Here are some words from the premier NY newspaper

Last year the Big Apple Circus, which opened in 1977, had more than $8 million in debt and didn’t present a fall show. A funding campaign sputtered, and the circus filed for bankruptcy. New owners bought what was left at auction, and it has now
returned to Lincoln Center.
They have switched from nonprofit, to (hopefully) for profit, but this month, the big top looked more or less the same. The souvenir stand had stayed modest; the portable toilets were unimproved. Concessions were of the chips popcorn churro variety. There was also a small booth selling beer and wine, where a few of the parents had lined up. At 11 a.m., some people find the circus taxing.
Big Apple has retained the director, the music director, Joel Jeske the writer and
Barry Lubin, the rubber faced pro who plays Grandma, a housecoat clad clown who is inexplicably beloved. (it’s probably more explicable if you like flatulence jokes.)
There were other additions, too, like Ty McFarlan, ringmaster and the Wallendas, a death defying troupe with a name that sounds like that of some bright plumaged game bird.
The first performer was Jan Damm, a man with wavy hair and a talent for the roly boly, a contraption involving a board placed atop a couple of cylinders. Even when the moves are executed expertly, as Mr. Damm’s are, a person riding a roly boly looks like a panda trying to snowboard.

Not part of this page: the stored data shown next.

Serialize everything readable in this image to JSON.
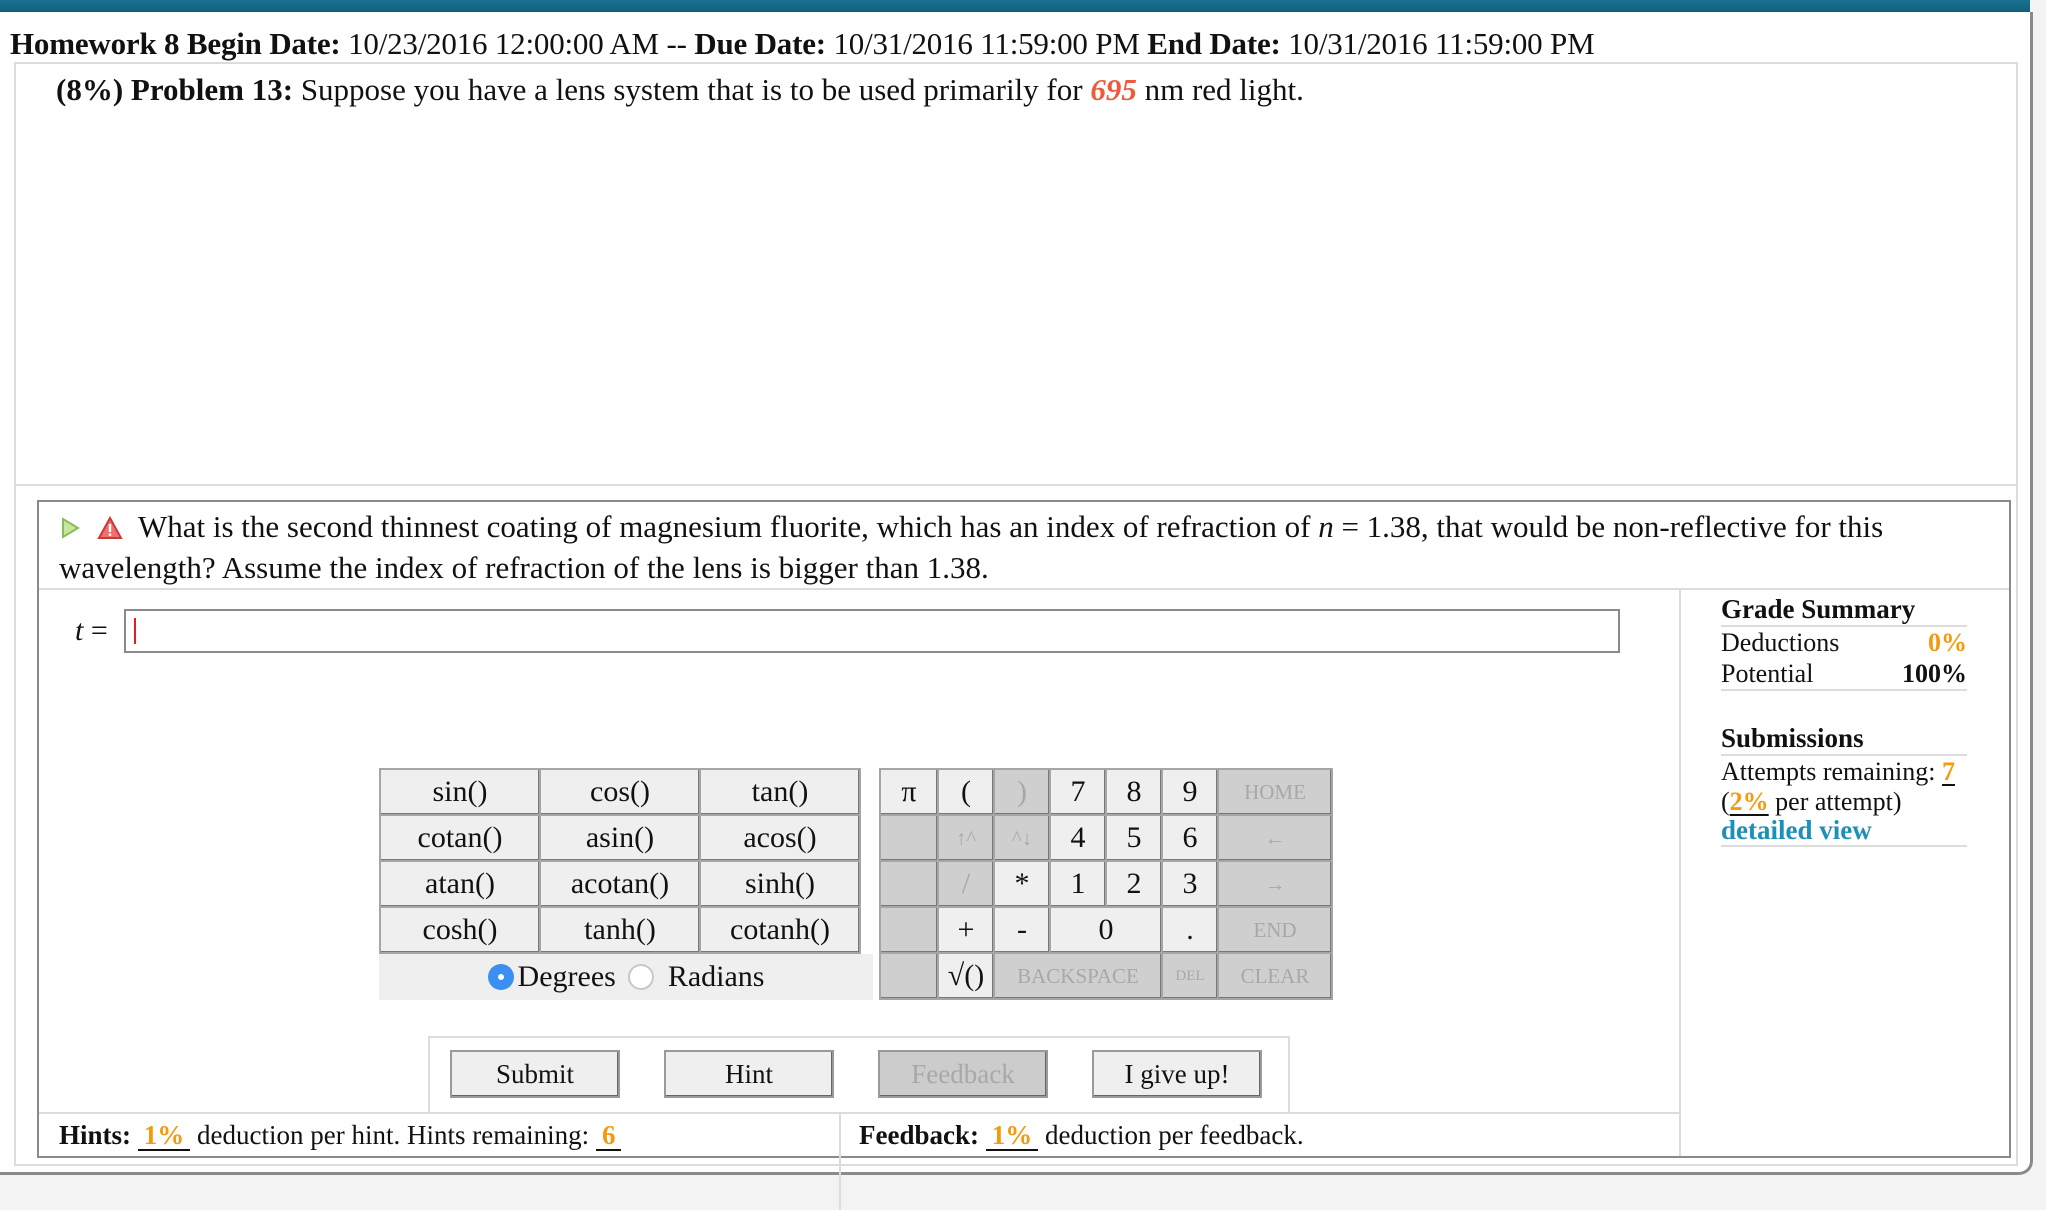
{
  "header": {
    "assignment": "Homework 8",
    "begin_label": "Begin Date:",
    "begin_value": "10/23/2016 12:00:00 AM",
    "sep": "--",
    "due_label": "Due Date:",
    "due_value": "10/31/2016 11:59:00 PM",
    "end_label": "End Date:",
    "end_value": "10/31/2016 11:59:00 PM"
  },
  "problem": {
    "weight": "(8%)",
    "number_label": "Problem 13:",
    "text_before": "Suppose you have a lens system that is to be used primarily for",
    "wavelength": "695",
    "text_after": "nm red light."
  },
  "question": {
    "icons": [
      "play-arrow-icon",
      "warning-icon"
    ],
    "text_1": "What is the second thinnest coating of magnesium fluorite, which has an index of refraction of",
    "n_var": "n",
    "text_2": "= 1.38, that would be non-reflective for this wavelength? Assume the index of refraction of the lens is bigger than 1.38."
  },
  "answer": {
    "var": "t",
    "eq": "=",
    "value": ""
  },
  "calculator": {
    "functions": [
      [
        "sin()",
        "cos()",
        "tan()"
      ],
      [
        "cotan()",
        "asin()",
        "acos()"
      ],
      [
        "atan()",
        "acotan()",
        "sinh()"
      ],
      [
        "cosh()",
        "tanh()",
        "cotanh()"
      ]
    ],
    "angle_mode": {
      "degrees": "Degrees",
      "radians": "Radians",
      "selected": "Degrees"
    },
    "keys": {
      "pi": "π",
      "lparen": "(",
      "rparen": ")",
      "k7": "7",
      "k8": "8",
      "k9": "9",
      "home": "HOME",
      "up": "↑^",
      "down": "^↓",
      "k4": "4",
      "k5": "5",
      "k6": "6",
      "left": "←",
      "div": "/",
      "mul": "*",
      "k1": "1",
      "k2": "2",
      "k3": "3",
      "right": "→",
      "plus": "+",
      "minus": "-",
      "k0": "0",
      "dot": ".",
      "end": "END",
      "sqrt": "√()",
      "backspace": "BACKSPACE",
      "del": "DEL",
      "clear": "CLEAR"
    }
  },
  "buttons": {
    "submit": "Submit",
    "hint": "Hint",
    "feedback": "Feedback",
    "give_up": "I give up!"
  },
  "hints": {
    "label": "Hints:",
    "deduction": "1%",
    "text": "deduction per hint. Hints remaining:",
    "remaining": "6"
  },
  "feedback": {
    "label": "Feedback:",
    "deduction": "1%",
    "text": "deduction per feedback."
  },
  "grade_summary": {
    "title": "Grade Summary",
    "deductions_label": "Deductions",
    "deductions_value": "0%",
    "potential_label": "Potential",
    "potential_value": "100%"
  },
  "submissions": {
    "title": "Submissions",
    "attempts_label": "Attempts remaining:",
    "attempts_value": "7",
    "per_attempt_open": "(",
    "per_attempt_value": "2%",
    "per_attempt_text": "per attempt)",
    "detailed_view": "detailed view"
  },
  "colors": {
    "accent_orange": "#f49a0f",
    "variable_red": "#f05a3a",
    "link_blue": "#1e8fb8",
    "topbar_teal": "#146a87",
    "radio_blue": "#3a8ff0"
  }
}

More extraordinary was the contortion act by Elayne Kraymer. After some initial feats of flexibility, she curled into a pose in which she supported the weight of her whole body with a bit held between her teeth, a move that must have had every dentist in the audience white knuckling it. And not only the dentists.
Jenny Vidbel arrived with a string of ponies, which were then joined by a herd of horses, galloping shaggily in formation. Ms. Vidbel returned in the second act with a pack of rescue dogs. Some jumped through hoops, and one rode a scooter.
A juggler, Gamal Garcia, seemed to reappear as a roller skater, but that was an older brother, Dandino. Ammed, a third brother led the Flying Tunizianis. For the first act finale, one Tuniziani bungled a quadruple somersault but the attempt seemed remarkable.
The second act finale, which culminated in the Wallendas’ trying a seven person high wire pyramid, an act that is almost too nerve racking to watch, even with an air mattress that could sleep 90 inflated below.